Talking stormwater with Maggie Karschnia
Maggie Karschnia is a stormwater and watershed extension educator with the University of Minnesota. She serves in a joint position with Minnesota Sea Grant and the Water Resources Center. We caught up with her to talk about spring thaw and stormwater.
What is stormwater runoff?
Stormwater runoff is rain, melted snow, hail, or sleet that doesn’t soak into the ground or get absorbed by natural materials, and instead runs across the land. The problem gets more complicated in developed areas where hard surfaces like roads, buildings and parking lots prevent water from soaking into the ground and being absorbed. Stormwater systems are in place to help funnel that excess water into a natural system that can accept larger amounts of water like streams, rivers and lakes, including Lake Superior.
What systems are in place to handle runoff in Minnesota?
The stormwater systems in some areas of Minnesota, like in St. Paul and parts of Duluth, have been around for a really long time. Prior to the Clean Water Act in 1972, people were typically routing all of the water away from their homes as quickly as possible to avoid flood damage without treating it first. Many old storm drains are funneled directly to lakes, rivers and streams. Newer developments are required to install pre-treatment practices like stormwater ponds, allowing heavier materials to settle, and capturing or filtering some of those nutrients, excess fertilizers, and pollutants coming off of the street before sending cleaner water downstream. Stormwater ponds and other stormwater management practices like these also help reduce flooding and erosion by reducing the volume of water sent downstream and slowing it down. With those older systems, most people don’t realize that what goes in that storm drain on the street in front of their home goes right to the river, or in Duluth, right into the lake.
Many old storm drains are funneled directly to lakes, rivers and streams.

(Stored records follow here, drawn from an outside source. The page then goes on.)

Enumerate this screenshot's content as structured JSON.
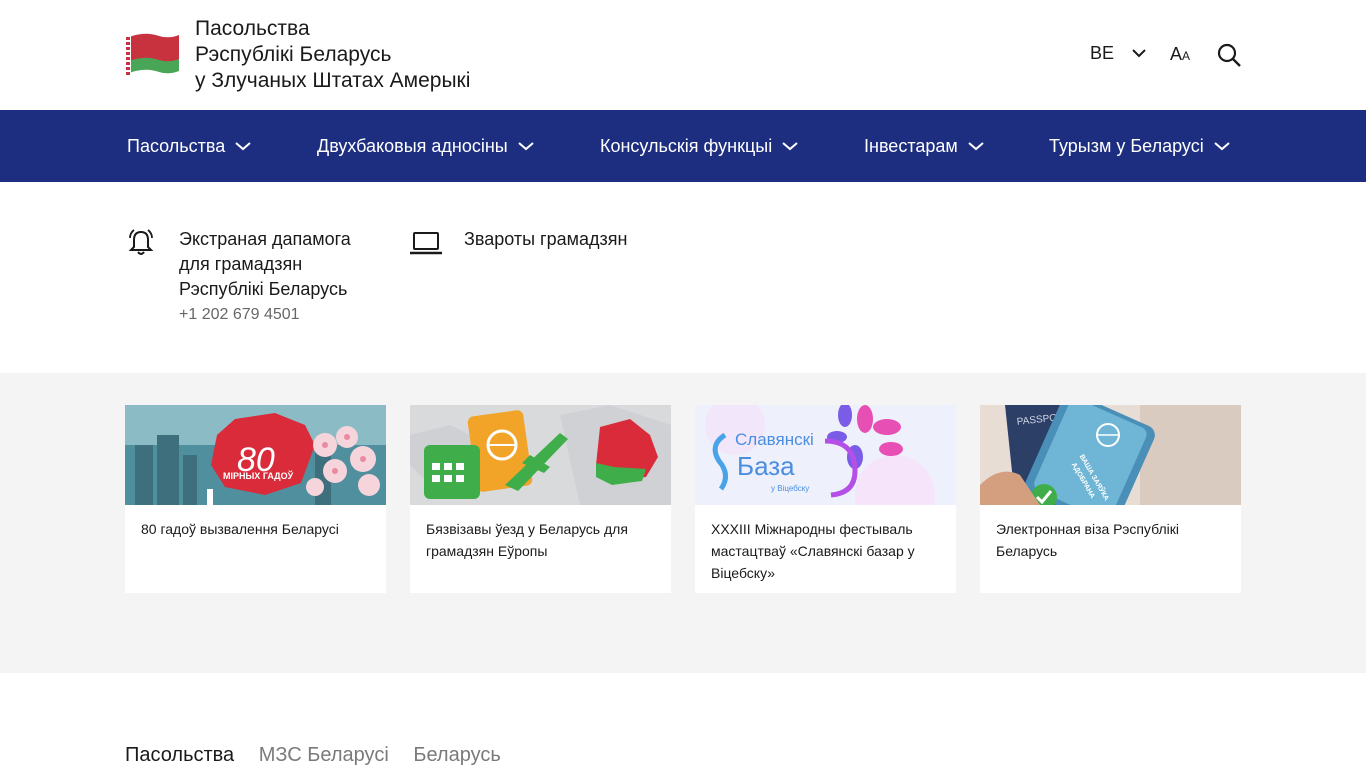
{
  "header": {
    "title_lines": [
      "Пасольства",
      "Рэспублікі Беларусь",
      "у Злучаных Штатах Амерыкі"
    ],
    "language": "BE",
    "font_size_big": "A",
    "font_size_small": "A"
  },
  "nav": {
    "items": [
      {
        "label": "Пасольства"
      },
      {
        "label": "Двухбаковыя адносіны"
      },
      {
        "label": "Консульскія функцыі"
      },
      {
        "label": "Інвестарам"
      },
      {
        "label": "Турызм у Беларусі"
      }
    ]
  },
  "quick_links": {
    "emergency": {
      "label": "Экстраная дапамога для грамадзян Рэспублікі Беларусь",
      "phone": "+1 202 679 4501"
    },
    "appeals": {
      "label": "Звароты грамадзян"
    }
  },
  "cards": [
    {
      "title": "80 гадоў вызвалення Беларусі",
      "image_text": "80",
      "image_caption": "МІРНЫХ ГАДОЎ"
    },
    {
      "title": "Бязвізавы ўезд у Беларусь для грамадзян Еўропы"
    },
    {
      "title": "XXXIII Міжнародны фестываль мастацтваў «Славянскі базар у Віцебску»",
      "image_text_1": "Славянскі",
      "image_text_2": "База",
      "image_text_3": "у Віцебску"
    },
    {
      "title": "Электронная віза Рэспублікі Беларусь",
      "image_text_1": "PASSPORT",
      "image_text_2": "ВАША ЗАЯЎКА",
      "image_text_3": "АДОБРАНА"
    }
  ],
  "footer_tabs": [
    {
      "label": "Пасольства",
      "active": true
    },
    {
      "label": "МЗС Беларусі",
      "active": false
    },
    {
      "label": "Беларусь",
      "active": false
    }
  ],
  "colors": {
    "nav_bg": "#1d2e80",
    "section_bg": "#f4f4f4",
    "flag_red": "#c8313e",
    "flag_green": "#4aa657"
  }
}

What happens during the spring thaw?
When you look at a watershed, everything is drained toward that centralized body of water. Before we developed these areas, a lot of that excess water was getting captured and absorbed by things like the soil, plants and trees. Trees have a lot of surface area on their leaves, stems, and trunks that capture rainfall and snow, which is then absorbed or evaporated. Tree roots are also soaking up that water as rainwater and snowmelt filters into the ground. However, once an area is developed and has a large amount of impervious surfaces like buildings, streets and parking lots, there are fewer natural systems in place to absorb or slow the water. Instead, oftentimes it runs off the houses, streets and roads and gets routed directly into the stream or lake all at once through street stormwater systems. In newer developments, those treatment systems not only clean, but also capture and retain the water for a little bit. This means it can be more naturally absorbed and recharge the groundwater, and there isn’t a huge surge of water downstream.
What do near-record snowfalls mean for the spring thaw? What can folks do about that?
Heavy winter snowfall means more water will go into our water bodies when it all melts. A rough estimate is that 10-12 inches of snow will result in one inch of meltwater, depending on how light or heavy the snow is. That is quite a bit of water coming downstream, and any street debris that hasn’t been removed will be going with it. The debris might clog up storm drains, along with clumps of snow, and ice. If that debris freezes or otherwise clogs storm drains, heavy rain or snow melt can cause localized flooding. So it’s important to make sure the stormwater drains on your street are free of debris as things freeze and thaw. The same is true for the gutters on your home. A lot of times they can become clogged with snowpack or ice, so make sure that your gutters and downspouts are clear.
10-12 inches of snow will result in one inch of meltwater
Why is street sweeping important after the spring thaw?
Street sweepers work really well at keeping debris and harmful materials out of our stormwater drains and local waterways. Snowmelt carries dirt, leaves, salt, and other debris with it, including material from overhanging trees whose canopies cover the roads and will often shed their flowers and bracts in the spring. So much of that ends up in the street gutters and the drains, then flows with the stormwater into the stream, river or lake. As the leaves decompose they release a lot of phosphorus. This can be problematic for the stream or lake because too much phosphorus often results in too much algae or excess plant growth. A variety of local and statewide studies have shown that street sweeping can be a really cost effective way of reducing the amount of phosphorus in stormwater and protecting our waterways.
Minnesota Sea Grant & Water Resources Center Stormwater Extension Educator
Maggie works on a variety of different projects focused around stormwater and watershed education, including the Minnesota Stormwater Research and Technology Transfer Program where she helps find ways to share stormwater research results and recommendations with the people who can put it to practice. One of those research projects focuses on the water quality benefits of street sweeping, which recently resulted in a partnership with the Minnesota Pollution Control Agency to create a brand new program called Clean Sweep. This program helps provide local communities with the tools and resources they need to enhance their street sweeping programs. She also works with The Watershed Game, a hands-on simulation that teaches people how what they do on the land impacts the water quality downstream, as well as flood resilience concepts.